The challenges of regulating the use of crypto-coins and blockchain-type platforms
Written by Rosine Kadamani
Co-founder of the Blockchain Academy
Regulating activities involving crypto-coins and blockchain-type platforms is one of the greatest challenges permeating this theme. The main reasons are:
(1) We are still at the beginning of the exploration of its potential: every day we are inundated with news about new uses and projects; thus, although it is clear that, as an assumption, the most adequate regulation would be the one that accompanies the use of cryptos and/or platforms, anticipating the effective scope of these novelties, as well as what may occur from their encounter with other technologies, is impossible to be achieved at this time, hampering the exercise of specific standards;
(2) Complexity of the theme: the subject is so broad, and provokes reflections from so many perspectives – technical, economic, business, legal, political, philosophical, among others – that it is very difficult to have a fairly precise global understanding. It has been common to see lawyers discussing technical issues (I always try to understand how far it makes sense to reach the conversation), technicians expressing their opinions on political models, and so on. The result of this interaction is very interesting, but it is also risky not to understand clearly how far what is being said is in fact acquired horizontal knowledge or only the repetition of something read but unfounded;
(3) Initial and limited volume of good references: professionals in their various areas of activity are beginning to position themselves as specialists, but it is still a while before they can consolidate even more as references and that we have more recognizably good bases of research material;
(4) Paradigm change: the initial and natural reflex of the lawyer/jurist is always to try to frame the issue in the existing norms. It happens that we are now dealing with a new paradigm, totally different from what we already knew. There was a step beyond that provoked by the Digital Revolution, originated from the Internet. In particular, I draw attention to the difficulty of defining “where” the crypto-coins are. They are not stored on any central server, but registered in a distributed way among “nodes” on machines that are all over the world;
(5) Global theme: this is a matter of universal scope, which does not recognize cultural or territorial barriers. Citizens from all over the world, from all backgrounds, ages and beliefs are discovering and speculating or exploiting products and services derived from blockchain platforms;
(6) Difficulty in surveillance and punishment: despite the illegal use of cryptos and/or blockchain-type platforms to challenge the State and its existing generic regulations, it is a fact that authorities have limited resources to reach all those who are infringing such norms, and also to punish them.
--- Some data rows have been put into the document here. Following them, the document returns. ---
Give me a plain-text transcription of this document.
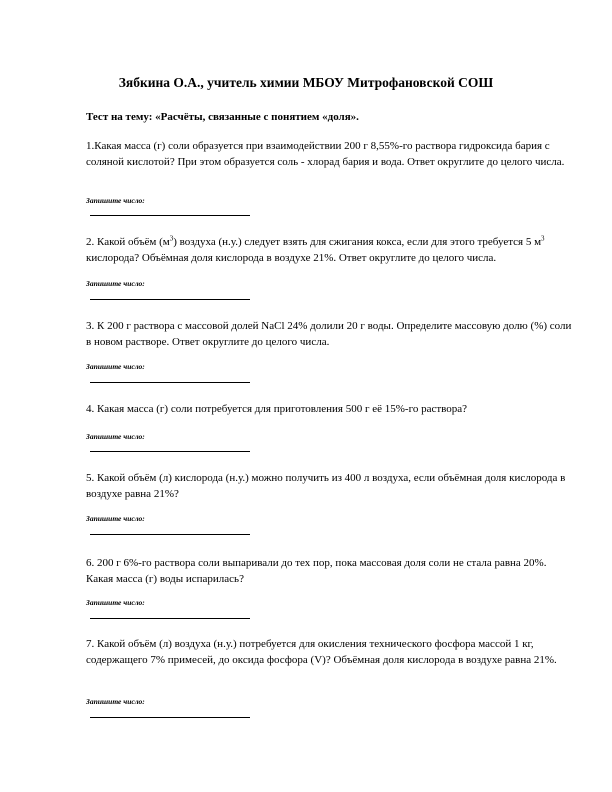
Зябкина О.А., учитель химии МБОУ Митрофановской СОШ
Тест на тему: «Расчёты, связанные с понятием «доля».
1.Какая масса (г) соли образуется при взаимодействии 200 г 8,55%-го раствора гидроксида бария с соляной кислотой? При этом образуется соль - хлорад бария и вода. Ответ округлите до целого числа.
Запишите число:
2. Какой объём $(м^3)$ воздуха (н.у.) следует взять для сжигания кокса, если для этого требуется 5 $м^3$ кислорода? Объёмная доля кислорода в воздухе 21%. Ответ округлите до целого числа.
Запишите число:
3. К 200 г раствора с массовой долей NaCl 24% долили 20 г воды. Определите массовую долю (%) соли в новом растворе. Ответ округлите до целого числа.
Запишите число:
4. Какая масса (г) соли потребуется для приготовления 500 г её 15%-го раствора?
Запишите число:
5. Какой объём (л) кислорода (н.у.) можно получить из 400 л воздуха, если объёмная доля кислорода в воздухе равна 21%?
Запишите число:
6. 200 г 6%-го раствора соли выпаривали до тех пор, пока массовая доля соли не стала равна 20%. Какая масса (г) воды испарилась?
Запишите число:
7. Какой объём (л) воздуха (н.у.) потребуется для окисления технического фосфора массой 1 кг, содержащего 7% примесей, до оксида фосфора (V)? Объёмная доля кислорода в воздухе равна 21%.
Запишите число:
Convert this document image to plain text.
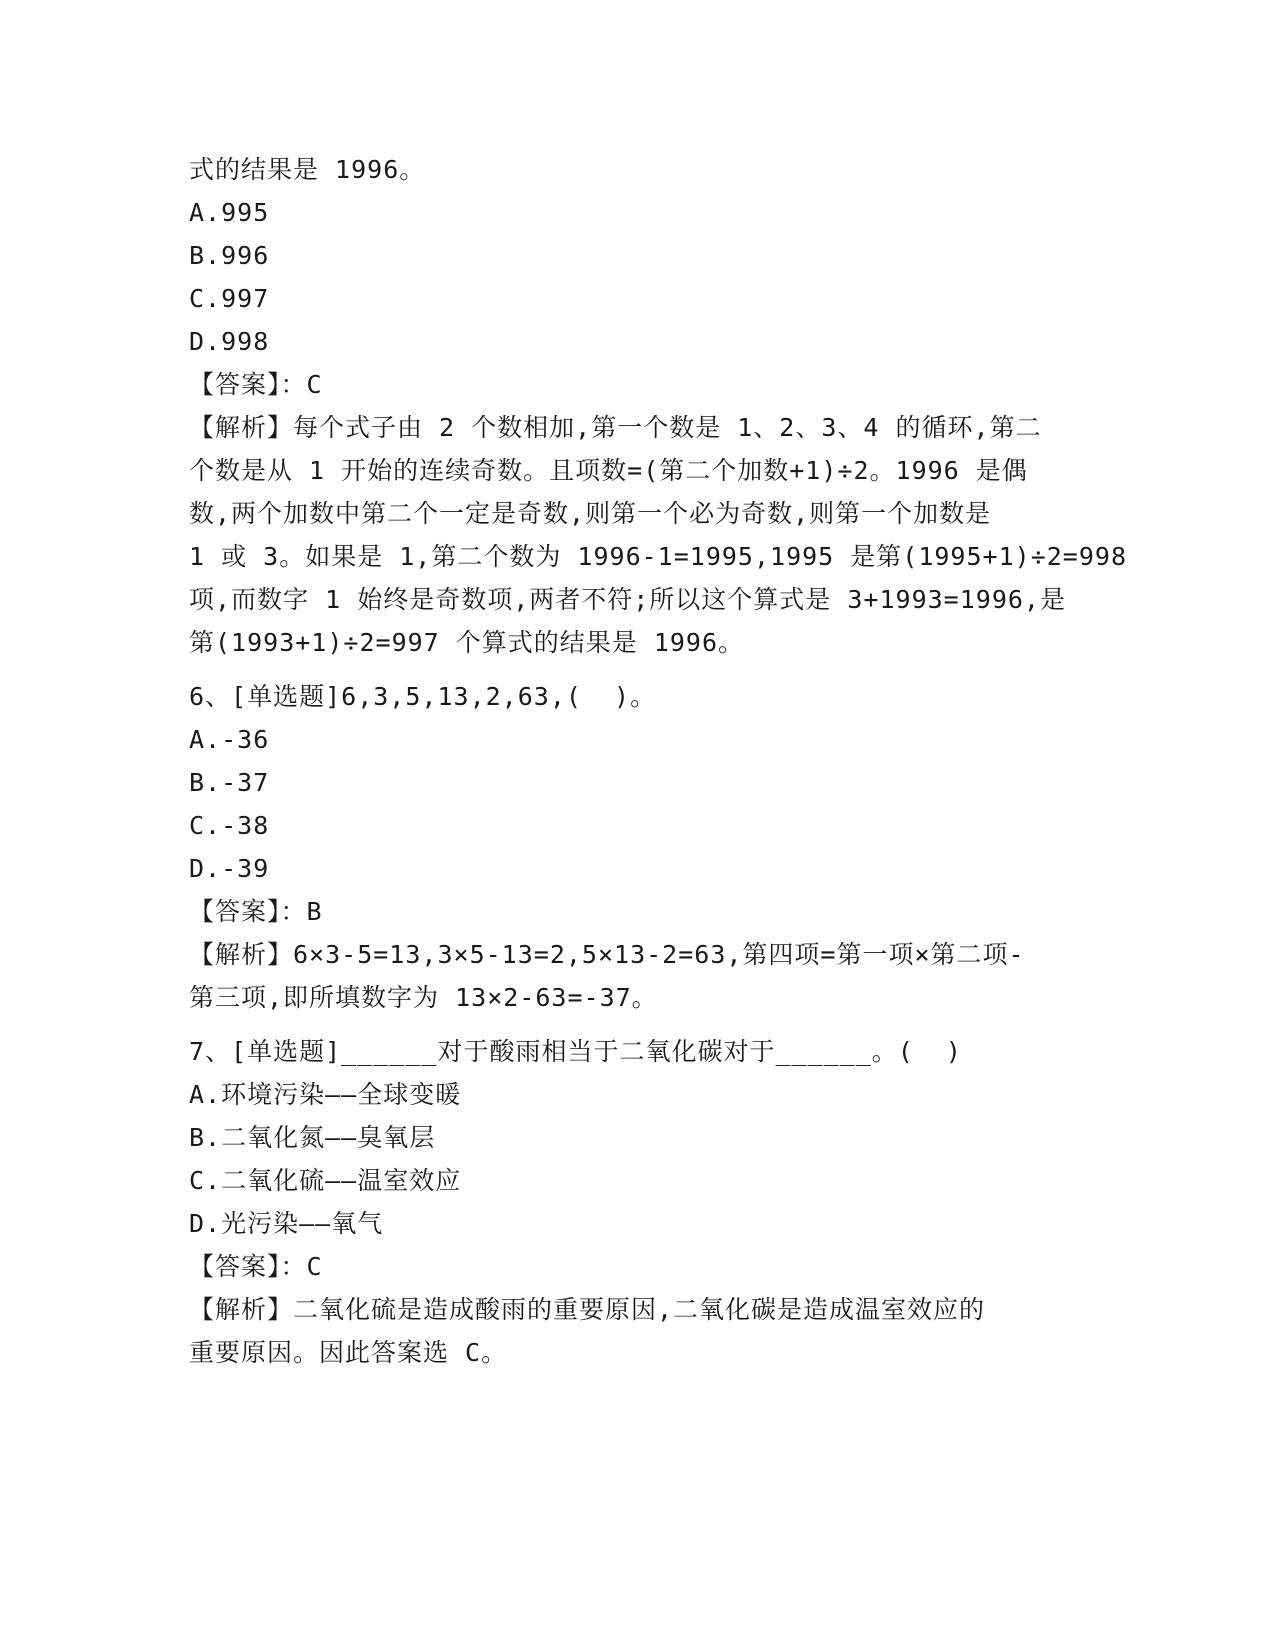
式的结果是 1996。
A.995
B.996
C.997
D.998
【答案】：C
【解析】每个式子由 2 个数相加,第一个数是 1、2、3、4 的循环,第二
个数是从 1 开始的连续奇数。且项数=(第二个加数+1)÷2。1996 是偶
数,两个加数中第二个一定是奇数,则第一个必为奇数,则第一个加数是
1 或 3。如果是 1,第二个数为 1996-1=1995,1995 是第(1995+1)÷2=998
项,而数字 1 始终是奇数项,两者不符;所以这个算式是 3+1993=1996,是
第(1993+1)÷2=997 个算式的结果是 1996。
6、[单选题]6,3,5,13,2,63,(  )。
A.-36
B.-37
C.-38
D.-39
【答案】：B
【解析】6×3-5=13,3×5-13=2,5×13-2=63,第四项=第一项×第二项-
第三项,即所填数字为 13×2-63=-37。
7、[单选题]______对于酸雨相当于二氧化碳对于______。(  )
A.环境污染——全球变暖
B.二氧化氮——臭氧层
C.二氧化硫——温室效应
D.光污染——氧气
【答案】：C
【解析】二氧化硫是造成酸雨的重要原因,二氧化碳是造成温室效应的
重要原因。因此答案选 C。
We are experiencing a very particular moment in History, in which we, the operators of law, are provoked to detach ourselves from the pre-existing norms and to strengthen the debate on the structural premises of our legal system. What is currency? What is territory? What is the State? These are questions that need to be revisited with some urgency and care so that the challenge of the Law to contribute to a society that interacts in a more harmonious way is more adequately addressed. Going back to the substance and bases of the social contract (referring here to the reflections of the philosopher Jean Jacques Rousseau) and letting go of innocuous forms of legislation will also be essential for the state to continue to be legitimized by the people in this new social model being created and transformed at an exponential rate.